Bar poor Captain America, each of the Avengers gets his individual chance to shine, although it's only the Hulk who manages to do so with any success. The forgettable Thor – Tales of Asgard lacks the humour that made the live-action movie such a joy, and its adventures of a young Thor and Loki feel a little too much like Saturday morning TV. You certainly won't find Loki calling anyone a “mewling quim” here. The God of thunder and his sibling nemesis fare better in Hulk vs Thor, a surprisingly violent tale which does exactly what it says on the tin (Hulk vs Wolverine is more convoluted but funnier and even bloodier). The Hulk is practically omnipresent in this box set, with the grumpy green giant appearing in a total of five features (or six, if you count Hulk vs as two films). His head-pulverising fight with Wolverine is a box set highlight. He returns in Planet Hulk, ejected from the planet Earth and shot into space by Iron Man, Doctor Strange and (presumably, although his face is hidden in shadows and he never speaks) Mister Fantastic. It's Ben Hur with aliens and the Hulk. Ben Hulk, if you will. Hulk talk too much for our liking, although it's a lot of fun. Good as the Hulk animations are, once you've seen him beating up Thor for (semi) real on the big screen, it's hard to go back.
In the most disappointing tale, Tony Stark travels to China for The Invincible Iron Man. Here is a different Stark to the man we've become accustomed to seeing in Marvel movies – the voice acting is terrible, Stark too humourless and his beard distracting. It's actually another origin tale for Iron Man – and a completely different one to that as established in Jon Favreau's 2008 piece. It's essentially an alternate timeline in which Tony Stark doesn't have any personality and never bothers putting his suit on.
Weakest of the lot is Next Avengers, which mistakenly assumes that we should care about The Avengers' children and their antics. Like Tales Of Asgard, it belongs on children's TV. The story is boring, the characters annoying and you'll spend the whole film waiting for the real Avengers to show up to pull their brats in line.
Like an episode of House crossed with Batman Begins, Doctor Strange is a nice change of pace. The story doesn't feel particularly original, but it's still nice to see one of the more under-represented characters get his turn in the spotlight. It's the best film in the set and proves that a Doctor Strange movie could work, given the right treatment.
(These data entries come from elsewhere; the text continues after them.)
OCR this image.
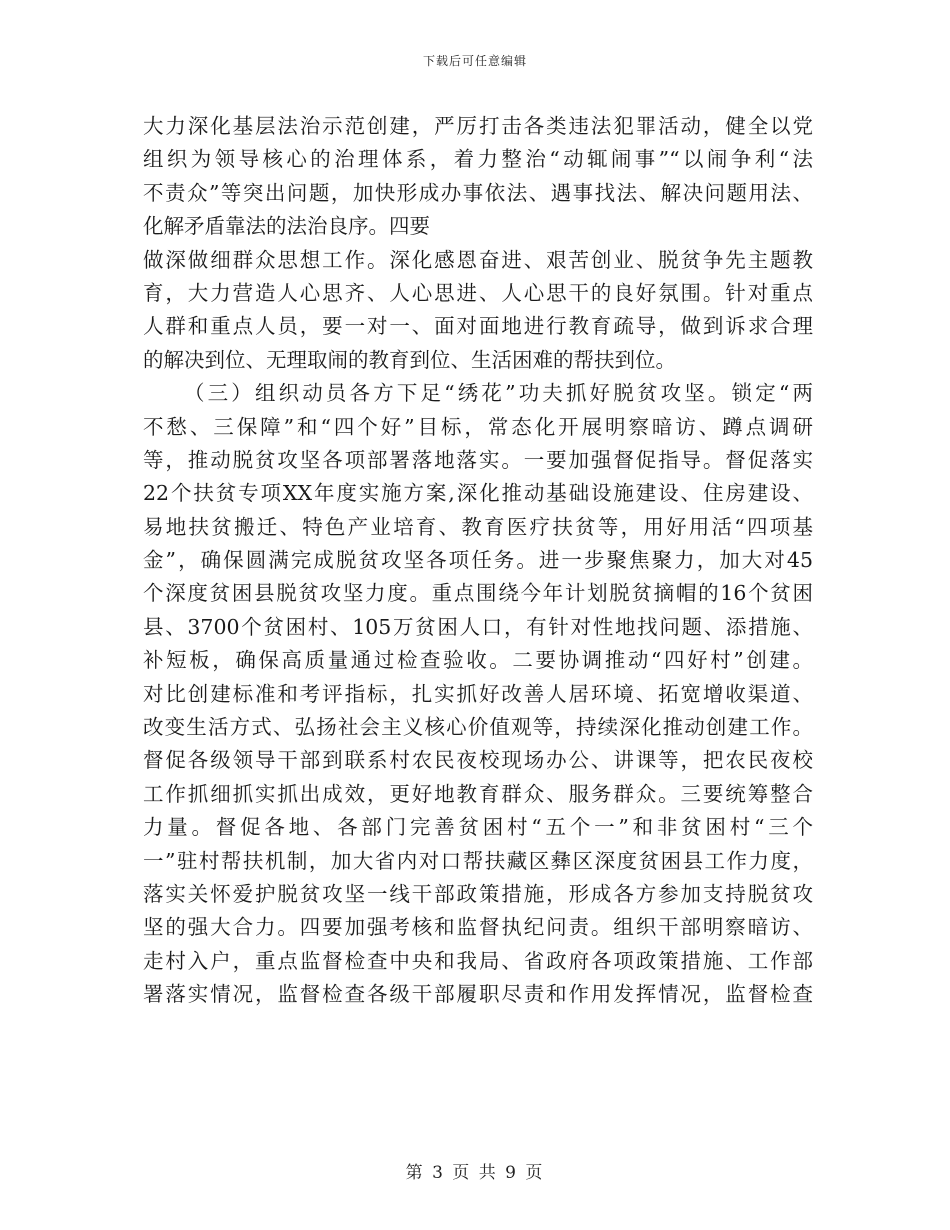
下载后可任意编辑
大力深化基层法治示范创建，严厉打击各类违法犯罪活动，健全以党
组织为领导核心的治理体系，着力整治“动辄闹事”“以闹争利“法
不责众”等突出问题，加快形成办事依法、遇事找法、解决问题用法、
化解矛盾靠法的法治良序。四要
做深做细群众思想工作。深化感恩奋进、艰苦创业、脱贫争先主题教
育，大力营造人心思齐、人心思进、人心思干的良好氛围。针对重点
人群和重点人员，要一对一、面对面地进行教育疏导，做到诉求合理
的解决到位、无理取闹的教育到位、生活困难的帮扶到位。
（三）组织动员各方下足“绣花”功夫抓好脱贫攻坚。锁定“两
不愁、三保障”和“四个好”目标，常态化开展明察暗访、蹲点调研
等，推动脱贫攻坚各项部署落地落实。一要加强督促指导。督促落实
22个扶贫专项XX年度实施方案,深化推动基础设施建设、住房建设、
易地扶贫搬迁、特色产业培育、教育医疗扶贫等，用好用活“四项基
金”，确保圆满完成脱贫攻坚各项任务。进一步聚焦聚力，加大对45
个深度贫困县脱贫攻坚力度。重点围绕今年计划脱贫摘帽的16个贫困
县、3700个贫困村、105万贫困人口，有针对性地找问题、添措施、
补短板，确保高质量通过检查验收。二要协调推动“四好村”创建。
对比创建标准和考评指标，扎实抓好改善人居环境、拓宽增收渠道、
改变生活方式、弘扬社会主义核心价值观等，持续深化推动创建工作。
督促各级领导干部到联系村农民夜校现场办公、讲课等，把农民夜校
工作抓细抓实抓出成效，更好地教育群众、服务群众。三要统筹整合
力量。督促各地、各部门完善贫困村“五个一”和非贫困村“三个
一”驻村帮扶机制，加大省内对口帮扶藏区彝区深度贫困县工作力度，
落实关怀爱护脱贫攻坚一线干部政策措施，形成各方参加支持脱贫攻
坚的强大合力。四要加强考核和监督执纪问责。组织干部明察暗访、
走村入户，重点监督检查中央和我局、省政府各项政策措施、工作部
署落实情况，监督检查各级干部履职尽责和作用发挥情况，监督检查
第 3 页 共 9 页
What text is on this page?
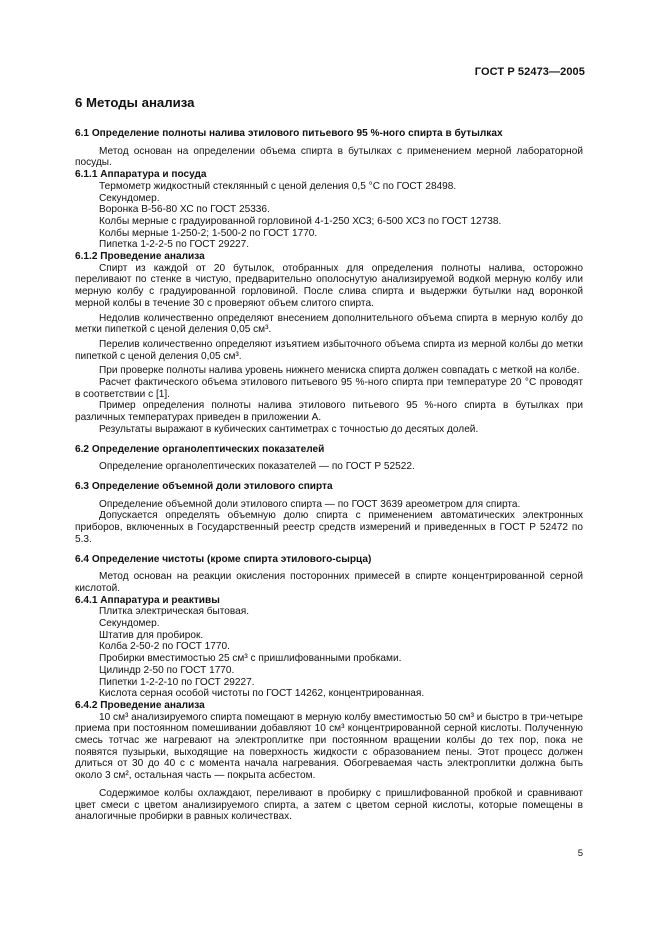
ГОСТ Р 52473—2005
6 Методы анализа
6.1 Определение полноты налива этилового питьевого 95 %-ного спирта в бутылках
Метод основан на определении объема спирта в бутылках с применением мерной лабораторной посуды.
6.1.1 Аппаратура и посуда
Термометр жидкостный стеклянный с ценой деления 0,5 °С по ГОСТ 28498.
Секундомер.
Воронка В-56-80 ХС по ГОСТ 25336.
Колбы мерные с градуированной горловиной 4-1-250 ХС3; 6-500 ХС3 по ГОСТ 12738.
Колбы мерные 1-250-2; 1-500-2 по ГОСТ 1770.
Пипетка 1-2-2-5 по ГОСТ 29227.
6.1.2 Проведение анализа
Спирт из каждой от 20 бутылок, отобранных для определения полноты налива, осторожно переливают по стенке в чистую, предварительно ополоснутую анализируемой водкой мерную колбу или мерную колбу с градуированной горловиной. После слива спирта и выдержки бутылки над воронкой мерной колбы в течение 30 с проверяют объем слитого спирта.
Недолив количественно определяют внесением дополнительного объема спирта в мерную колбу до метки пипеткой с ценой деления 0,05 см³.
Перелив количественно определяют изъятием избыточного объема спирта из мерной колбы до метки пипеткой с ценой деления 0,05 см³.
При проверке полноты налива уровень нижнего мениска спирта должен совпадать с меткой на колбе.
Расчет фактического объема этилового питьевого 95 %-ного спирта при температуре 20 °С проводят в соответствии с [1].
Пример определения полноты налива этилового питьевого 95 %-ного спирта в бутылках при различных температурах приведен в приложении А.
Результаты выражают в кубических сантиметрах с точностью до десятых долей.
6.2 Определение органолептических показателей
Определение органолептических показателей — по ГОСТ Р 52522.
6.3 Определение объемной доли этилового спирта
Определение объемной доли этилового спирта — по ГОСТ 3639 ареометром для спирта.
Допускается определять объемную долю спирта с применением автоматических электронных приборов, включенных в Государственный реестр средств измерений и приведенных в ГОСТ Р 52472 по 5.3.
6.4 Определение чистоты (кроме спирта этилового-сырца)
Метод основан на реакции окисления посторонних примесей в спирте концентрированной серной кислотой.
6.4.1 Аппаратура и реактивы
Плитка электрическая бытовая.
Секундомер.
Штатив для пробирок.
Колба 2-50-2 по ГОСТ 1770.
Пробирки вместимостью 25 см³ с пришлифованными пробками.
Цилиндр 2-50 по ГОСТ 1770.
Пипетки 1-2-2-10 по ГОСТ 29227.
Кислота серная особой чистоты по ГОСТ 14262, концентрированная.
6.4.2 Проведение анализа
10 см³ анализируемого спирта помещают в мерную колбу вместимостью 50 см³ и быстро в три-четыре приема при постоянном помешивании добавляют 10 см³ концентрированной серной кислоты. Полученную смесь тотчас же нагревают на электроплитке при постоянном вращении колбы до тех пор, пока не появятся пузырьки, выходящие на поверхность жидкости с образованием пены. Этот процесс должен длиться от 30 до 40 с с момента начала нагревания. Обогреваемая часть электроплитки должна быть около 3 см², остальная часть — покрыта асбестом.
Содержимое колбы охлаждают, переливают в пробирку с пришлифованной пробкой и сравнивают цвет смеси с цветом анализируемого спирта, а затем с цветом серной кислоты, которые помещены в аналогичные пробирки в равных количествах.
5
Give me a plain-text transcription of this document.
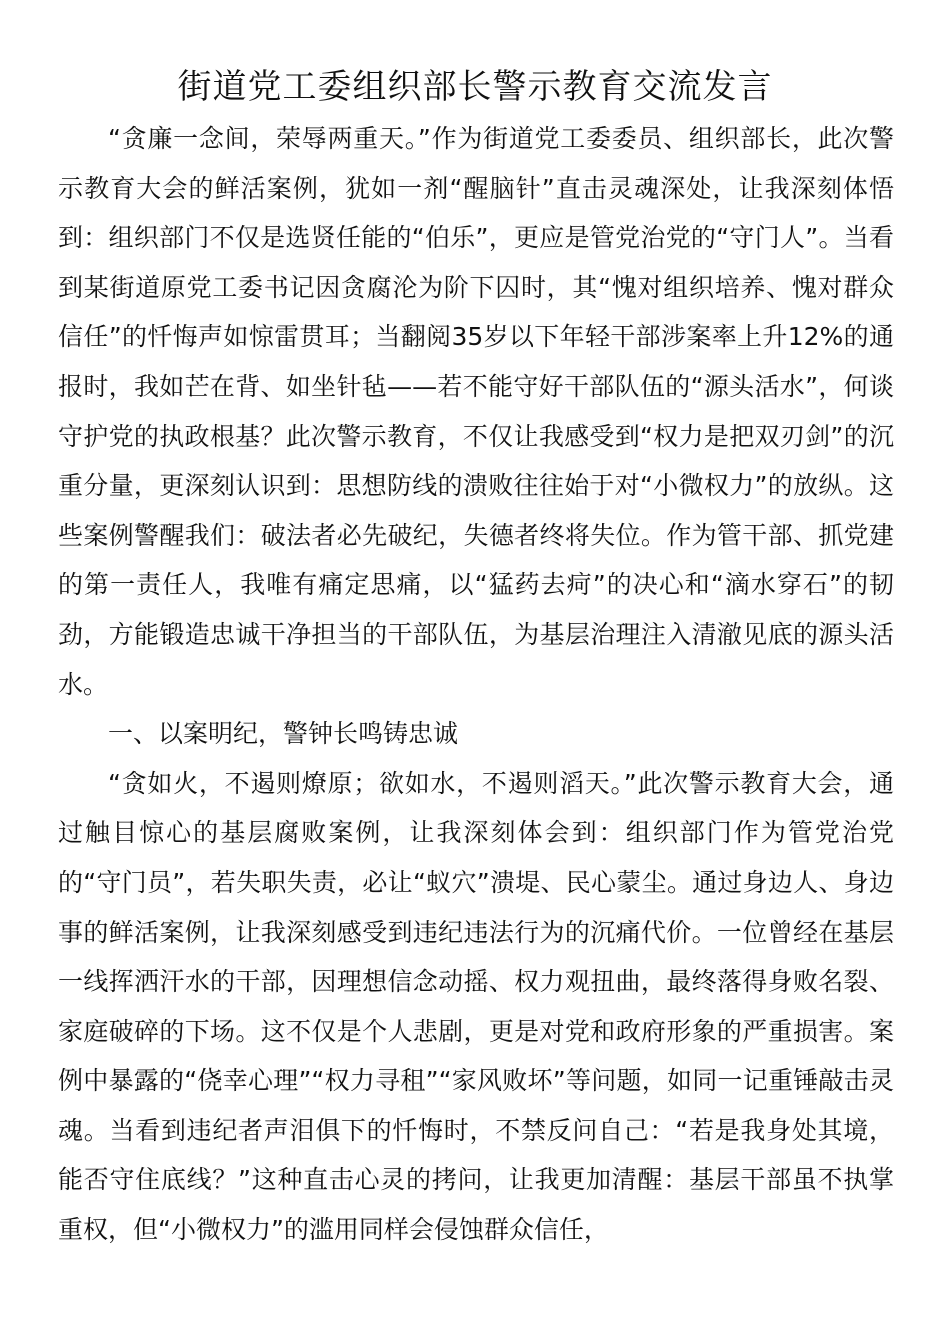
街道党工委组织部长警示教育交流发言

“贪廉一念间，荣辱两重天。”作为街道党工委委员、组织部长，此次警示教育大会的鲜活案例，犹如一剂“醒脑针”直击灵魂深处，让我深刻体悟到：组织部门不仅是选贤任能的“伯乐”，更应是管党治党的“守门人”。当看到某街道原党工委书记因贪腐沦为阶下囚时，其“愧对组织培养、愧对群众信任”的忏悔声如惊雷贯耳；当翻阅35岁以下年轻干部涉案率上升12%的通报时，我如芒在背、如坐针毡——若不能守好干部队伍的“源头活水”，何谈守护党的执政根基？此次警示教育，不仅让我感受到“权力是把双刃剑”的沉重分量，更深刻认识到：思想防线的溃败往往始于对“小微权力”的放纵。这些案例警醒我们：破法者必先破纪，失德者终将失位。作为管干部、抓党建的第一责任人，我唯有痛定思痛，以“猛药去疴”的决心和“滴水穿石”的韧劲，方能锻造忠诚干净担当的干部队伍，为基层治理注入清澈见底的源头活水。

一、以案明纪，警钟长鸣铸忠诚

“贪如火，不遏则燎原；欲如水，不遏则滔天。”此次警示教育大会，通过触目惊心的基层腐败案例，让我深刻体会到：组织部门作为管党治党的“守门员”，若失职失责，必让“蚁穴”溃堤、民心蒙尘。通过身边人、身边事的鲜活案例，让我深刻感受到违纪违法行为的沉痛代价。一位曾经在基层一线挥洒汗水的干部，因理想信念动摇、权力观扭曲，最终落得身败名裂、家庭破碎的下场。这不仅是个人悲剧，更是对党和政府形象的严重损害。案例中暴露的“侥幸心理”“权力寻租”“家风败坏”等问题，如同一记重锤敲击灵魂。当看到违纪者声泪俱下的忏悔时，不禁反问自己：“若是我身处其境，能否守住底线？”这种直击心灵的拷问，让我更加清醒：基层干部虽不执掌重权，但“小微权力”的滥用同样会侵蚀群众信任，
Each of the films has its own individual style, suited to the characters portrayed. Those starring Thor and Asgard tend to have a more ethereal feel, while the adult ones alternate between detailed (the Ultimate Avengers movies attempt to mimic Bryan Hitch's art) and stylised animé. While none of the animation is terrible, it is patchy in places and at its worst in The Invincible Iron Man.
£35 is a reasonable amount for an eight-film box set, but it still feels a little pricey considering how old some of the films are (Ultimate Avengers was first released in 2006). Die-hard fans will probably already own a few of them, and the less hardcore will be reluctant to spend so much on a collection of cartoons; especially given the more obscure characters and stories featured here. With each of the dodgier films standing out more than the last, that price tag begins to seem all the heftier. Five pounds should be knocked off the price tag for Next Avengers alone. Wait for the price to go down and then throw the Next Avengers and Invincible Iron Man DVDs away.
With the current batch of Marvel movies beginning to look increasingly definitive, it's hard to see why one should bother with the majority of this substandard set. Would that Marvel imbued it with the same care they have their live-action releases, this would truly be a collection worth owning.